Israel took a major step toward reforming its fire and rescue services Monday, with a key committee signing off on major changes to expand and upgrade the country’s firefighting capabilities.
The reforms have been a keystone initiative by the government since a massive blaze in late 2010 in the Carmel forest killed 44 people and devastated a wide swath of the Carmel mountain range near Haifa.
The bill, passed by the Knesset’s Interior Committee, will unify the fire and rescue services under a single government authority under the public security ministry and grant the body an additional NIS 1 billion over five years.
The issue of budgeting the changes had been a major bottleneck in passing the reforms, as Finance Ministry officials balked at being able to find the extra money.
Prime Minister Benjamin Netanyahu, Public Security Minister Yitzhak Aharonovitch, Finance Minister Yuval Steinitz and Interior Committee chairman MK Amnon Cohen (Shas) signed the multi-year firefighting system reform.
Under the agreement, firefighters will become civil servants and a thousand more firefighters will be recruited.
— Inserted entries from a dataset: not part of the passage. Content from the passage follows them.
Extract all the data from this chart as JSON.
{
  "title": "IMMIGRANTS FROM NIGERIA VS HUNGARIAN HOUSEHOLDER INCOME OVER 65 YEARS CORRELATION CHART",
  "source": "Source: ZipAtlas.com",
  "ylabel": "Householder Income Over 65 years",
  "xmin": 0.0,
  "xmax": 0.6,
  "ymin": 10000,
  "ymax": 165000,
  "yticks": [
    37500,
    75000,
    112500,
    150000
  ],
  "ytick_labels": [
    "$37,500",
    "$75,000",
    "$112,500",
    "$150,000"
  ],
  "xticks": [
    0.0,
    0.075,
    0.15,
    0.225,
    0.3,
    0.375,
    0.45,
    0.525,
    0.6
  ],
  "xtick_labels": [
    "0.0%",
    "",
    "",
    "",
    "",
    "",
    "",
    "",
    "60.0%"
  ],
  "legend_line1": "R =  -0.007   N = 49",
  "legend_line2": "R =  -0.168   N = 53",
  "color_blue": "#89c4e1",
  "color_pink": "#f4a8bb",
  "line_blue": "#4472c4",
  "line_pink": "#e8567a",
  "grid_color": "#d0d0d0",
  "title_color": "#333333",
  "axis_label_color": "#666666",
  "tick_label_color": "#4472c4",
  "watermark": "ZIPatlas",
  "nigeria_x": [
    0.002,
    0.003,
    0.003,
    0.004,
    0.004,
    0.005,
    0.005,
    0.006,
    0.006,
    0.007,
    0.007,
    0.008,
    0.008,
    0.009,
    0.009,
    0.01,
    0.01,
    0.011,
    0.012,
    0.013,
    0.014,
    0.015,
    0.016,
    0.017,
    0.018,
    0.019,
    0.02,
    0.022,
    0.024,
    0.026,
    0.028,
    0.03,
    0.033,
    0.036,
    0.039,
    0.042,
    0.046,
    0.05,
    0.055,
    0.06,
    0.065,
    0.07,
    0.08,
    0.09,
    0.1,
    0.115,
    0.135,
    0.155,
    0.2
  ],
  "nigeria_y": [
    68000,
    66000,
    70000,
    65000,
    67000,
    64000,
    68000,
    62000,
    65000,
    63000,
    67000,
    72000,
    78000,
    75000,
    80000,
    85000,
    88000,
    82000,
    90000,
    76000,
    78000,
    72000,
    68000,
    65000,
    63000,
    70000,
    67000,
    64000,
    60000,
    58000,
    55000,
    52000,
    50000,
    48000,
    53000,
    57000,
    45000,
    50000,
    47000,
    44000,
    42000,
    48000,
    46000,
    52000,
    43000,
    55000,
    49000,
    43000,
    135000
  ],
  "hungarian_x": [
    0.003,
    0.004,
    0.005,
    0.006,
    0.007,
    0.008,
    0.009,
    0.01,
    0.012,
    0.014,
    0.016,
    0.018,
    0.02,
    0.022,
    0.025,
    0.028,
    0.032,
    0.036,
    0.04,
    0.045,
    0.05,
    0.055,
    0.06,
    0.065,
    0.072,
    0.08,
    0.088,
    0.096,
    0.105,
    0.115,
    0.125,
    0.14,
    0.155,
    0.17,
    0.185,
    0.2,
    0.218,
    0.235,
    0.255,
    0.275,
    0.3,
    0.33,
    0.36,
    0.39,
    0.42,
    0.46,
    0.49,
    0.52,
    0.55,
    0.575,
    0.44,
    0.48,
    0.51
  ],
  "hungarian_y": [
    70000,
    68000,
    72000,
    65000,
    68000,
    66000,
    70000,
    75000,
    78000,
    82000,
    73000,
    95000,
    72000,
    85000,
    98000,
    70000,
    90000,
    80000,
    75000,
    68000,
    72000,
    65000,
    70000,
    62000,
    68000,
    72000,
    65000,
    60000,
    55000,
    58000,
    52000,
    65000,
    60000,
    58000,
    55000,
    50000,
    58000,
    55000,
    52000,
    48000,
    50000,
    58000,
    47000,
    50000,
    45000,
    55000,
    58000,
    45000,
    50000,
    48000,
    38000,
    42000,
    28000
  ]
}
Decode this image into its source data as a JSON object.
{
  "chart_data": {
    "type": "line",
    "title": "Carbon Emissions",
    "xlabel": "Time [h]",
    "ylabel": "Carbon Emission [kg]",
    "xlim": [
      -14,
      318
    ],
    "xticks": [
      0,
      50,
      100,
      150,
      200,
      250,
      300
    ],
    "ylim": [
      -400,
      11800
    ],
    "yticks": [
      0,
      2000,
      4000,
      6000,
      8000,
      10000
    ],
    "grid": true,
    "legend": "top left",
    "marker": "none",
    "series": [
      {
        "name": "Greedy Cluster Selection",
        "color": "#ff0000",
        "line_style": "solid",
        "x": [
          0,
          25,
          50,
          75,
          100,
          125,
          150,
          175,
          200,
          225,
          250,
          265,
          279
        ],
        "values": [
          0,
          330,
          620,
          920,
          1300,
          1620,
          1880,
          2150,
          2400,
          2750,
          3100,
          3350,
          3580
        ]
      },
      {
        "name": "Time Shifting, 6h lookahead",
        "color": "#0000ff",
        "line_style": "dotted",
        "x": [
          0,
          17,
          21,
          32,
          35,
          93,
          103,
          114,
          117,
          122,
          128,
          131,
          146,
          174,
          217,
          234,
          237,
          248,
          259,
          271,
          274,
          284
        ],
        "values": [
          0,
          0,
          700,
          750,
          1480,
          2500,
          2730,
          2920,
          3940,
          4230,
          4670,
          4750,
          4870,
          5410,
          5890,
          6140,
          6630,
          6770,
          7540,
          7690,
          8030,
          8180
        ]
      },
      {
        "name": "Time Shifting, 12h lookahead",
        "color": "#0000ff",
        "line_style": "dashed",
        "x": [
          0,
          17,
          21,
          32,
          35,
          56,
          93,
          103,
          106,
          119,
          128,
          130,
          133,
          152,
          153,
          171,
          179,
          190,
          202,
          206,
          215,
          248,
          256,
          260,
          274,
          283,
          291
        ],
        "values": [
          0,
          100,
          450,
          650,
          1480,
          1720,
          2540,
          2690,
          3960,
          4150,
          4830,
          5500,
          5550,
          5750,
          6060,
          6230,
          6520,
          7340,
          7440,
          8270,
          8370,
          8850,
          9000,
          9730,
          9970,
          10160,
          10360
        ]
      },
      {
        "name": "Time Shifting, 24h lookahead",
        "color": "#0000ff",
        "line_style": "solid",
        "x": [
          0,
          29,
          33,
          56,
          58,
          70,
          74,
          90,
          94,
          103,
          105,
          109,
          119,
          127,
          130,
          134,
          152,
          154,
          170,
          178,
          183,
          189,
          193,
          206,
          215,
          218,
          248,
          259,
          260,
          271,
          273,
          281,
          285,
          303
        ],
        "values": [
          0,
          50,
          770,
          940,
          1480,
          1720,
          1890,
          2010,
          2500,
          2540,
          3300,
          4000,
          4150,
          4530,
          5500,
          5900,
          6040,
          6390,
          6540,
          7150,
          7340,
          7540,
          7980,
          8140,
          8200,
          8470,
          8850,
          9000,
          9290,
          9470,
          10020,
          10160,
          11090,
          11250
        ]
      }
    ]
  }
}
The Public Security Ministry said the agreement will allow the purchase of better equipment and vehicles.
“We are at a historic juncture and in a completely different place from where we were 18 months ago,” said Aharonovitch. “There’s a huge upheaval. We saw the results yesterday, when the firefighting airplanes made the dramatic change (in fighting a blaze outside Jerusalem), as well as in the previous thousands of missions.”